During a meeting with officials from the Taliban, Iran’s secretary of national security Ali Shamkhani said, “The US strategy supports the continuation of war and bloodshed among various Afghan groups in the political spectrum.” The meeting, which was held in Iran, was aimed at continuing peace talks in the neighboring country where the Taliban agreed to a landmark peace deal with the US and the Afghan Government last year. But despite the agreement, the Taliban has still been tied to a number of deadly suicide attacks, and it has accused the US of continuing to bomb areas with a large civilian population.
While the goal of the deal was to withdraw all US troops and NATO forces from the country by May 2021, the new Biden Administration has yet to say whether it even plans to recognize the agreement at all, instead insisting it still needs time to review the terms before deciding whether the US will be a part of it.
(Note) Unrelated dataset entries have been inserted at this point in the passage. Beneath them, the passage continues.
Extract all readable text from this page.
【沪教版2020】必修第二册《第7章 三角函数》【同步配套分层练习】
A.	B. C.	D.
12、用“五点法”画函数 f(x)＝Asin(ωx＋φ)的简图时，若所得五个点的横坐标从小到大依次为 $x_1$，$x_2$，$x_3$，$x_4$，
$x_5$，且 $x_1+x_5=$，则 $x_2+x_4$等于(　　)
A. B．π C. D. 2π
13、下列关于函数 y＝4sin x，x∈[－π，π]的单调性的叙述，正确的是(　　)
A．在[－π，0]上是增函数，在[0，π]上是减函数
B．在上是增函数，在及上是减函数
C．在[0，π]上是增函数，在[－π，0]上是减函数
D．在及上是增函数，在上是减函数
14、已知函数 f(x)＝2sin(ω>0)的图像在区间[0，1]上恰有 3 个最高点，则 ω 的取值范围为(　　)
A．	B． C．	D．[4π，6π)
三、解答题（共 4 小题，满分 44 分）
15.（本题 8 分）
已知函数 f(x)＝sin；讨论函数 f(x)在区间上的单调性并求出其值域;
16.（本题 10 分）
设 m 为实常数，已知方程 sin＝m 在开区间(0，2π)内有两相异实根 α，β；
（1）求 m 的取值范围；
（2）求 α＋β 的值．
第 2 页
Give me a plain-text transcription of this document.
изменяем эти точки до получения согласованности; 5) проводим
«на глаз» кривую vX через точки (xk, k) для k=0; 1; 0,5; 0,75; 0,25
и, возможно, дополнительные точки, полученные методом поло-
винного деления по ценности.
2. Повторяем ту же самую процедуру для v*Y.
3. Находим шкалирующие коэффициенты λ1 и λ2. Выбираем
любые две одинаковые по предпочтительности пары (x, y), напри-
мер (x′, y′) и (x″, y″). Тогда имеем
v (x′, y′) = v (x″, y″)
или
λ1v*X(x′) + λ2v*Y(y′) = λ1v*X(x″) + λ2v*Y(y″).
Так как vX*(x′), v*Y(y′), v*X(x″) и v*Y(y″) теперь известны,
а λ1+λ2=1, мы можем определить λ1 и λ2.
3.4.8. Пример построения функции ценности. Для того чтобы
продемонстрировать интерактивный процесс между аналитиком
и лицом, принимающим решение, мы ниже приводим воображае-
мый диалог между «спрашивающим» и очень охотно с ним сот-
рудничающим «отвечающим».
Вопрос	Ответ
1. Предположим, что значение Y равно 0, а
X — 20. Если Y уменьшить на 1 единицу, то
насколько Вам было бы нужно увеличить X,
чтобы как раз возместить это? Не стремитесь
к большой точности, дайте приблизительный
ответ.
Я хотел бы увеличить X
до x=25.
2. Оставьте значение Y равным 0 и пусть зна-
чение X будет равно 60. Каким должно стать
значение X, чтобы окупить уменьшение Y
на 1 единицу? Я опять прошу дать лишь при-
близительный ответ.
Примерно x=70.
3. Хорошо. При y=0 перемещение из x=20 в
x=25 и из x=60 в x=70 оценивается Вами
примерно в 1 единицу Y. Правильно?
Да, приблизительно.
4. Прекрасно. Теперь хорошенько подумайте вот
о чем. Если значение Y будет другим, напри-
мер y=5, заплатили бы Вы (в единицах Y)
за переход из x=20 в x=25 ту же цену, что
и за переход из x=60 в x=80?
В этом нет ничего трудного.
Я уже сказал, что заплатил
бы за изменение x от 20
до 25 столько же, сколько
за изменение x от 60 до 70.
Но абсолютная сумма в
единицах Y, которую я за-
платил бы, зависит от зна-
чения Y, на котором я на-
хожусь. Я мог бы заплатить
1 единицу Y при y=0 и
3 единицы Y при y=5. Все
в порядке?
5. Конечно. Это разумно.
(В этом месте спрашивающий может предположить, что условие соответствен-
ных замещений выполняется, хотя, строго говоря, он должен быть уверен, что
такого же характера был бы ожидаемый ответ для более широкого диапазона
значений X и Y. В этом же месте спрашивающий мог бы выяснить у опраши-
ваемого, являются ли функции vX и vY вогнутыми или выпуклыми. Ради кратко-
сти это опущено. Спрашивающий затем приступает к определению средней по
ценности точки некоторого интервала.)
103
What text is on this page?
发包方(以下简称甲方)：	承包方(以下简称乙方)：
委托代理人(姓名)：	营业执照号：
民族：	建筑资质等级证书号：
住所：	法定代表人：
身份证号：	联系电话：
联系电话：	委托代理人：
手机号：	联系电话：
Not only has President Biden not promised to end the War in Afghanistan, but he has also said he plans to keep a smaller presence in the Middle East as the US Military turns its focus to China and Russia. But Biden’s first phone call with Russian President Putin actually included talk of Afghanistan when he raised the widely debunked claim that Moscow paid the Taliban to kill American soldiers. Even though that “Russian bounties” story was quickly shot down by intelligence officials, there continue to be concerns that it will be used as yet another excuse to keep the US in Afghanistan for years to come.
Meanwhile, even though Biden promised to return to the Iran Nuclear Deal while he was on the campaign trail, his administration now seems to be saying “Not so fast.” Secretary of State Tony Blinken has said it’s still an option on the table, but the US has no plans to lift sanctions until Iran comes back into compliance with the deal, and they don’t expect that to happen anytime soon. “But we are a long way from that point. Iran is out of compliance on a number of fronts, and it would take some time should it make the decision to do so for it to come back into compliance and time for us then to assess whether it was meeting its obligations. So, we’re not we’re not there yet, to say the least,” Blinken said.
Israel has also been putting pressure on the Biden Administration NOT to return to the deal or to work on an agreement with Iran, and its military is reportedly working on new operational plans to strike Iran directly if tensions continue. Biden, however, has yet to comment on those claims.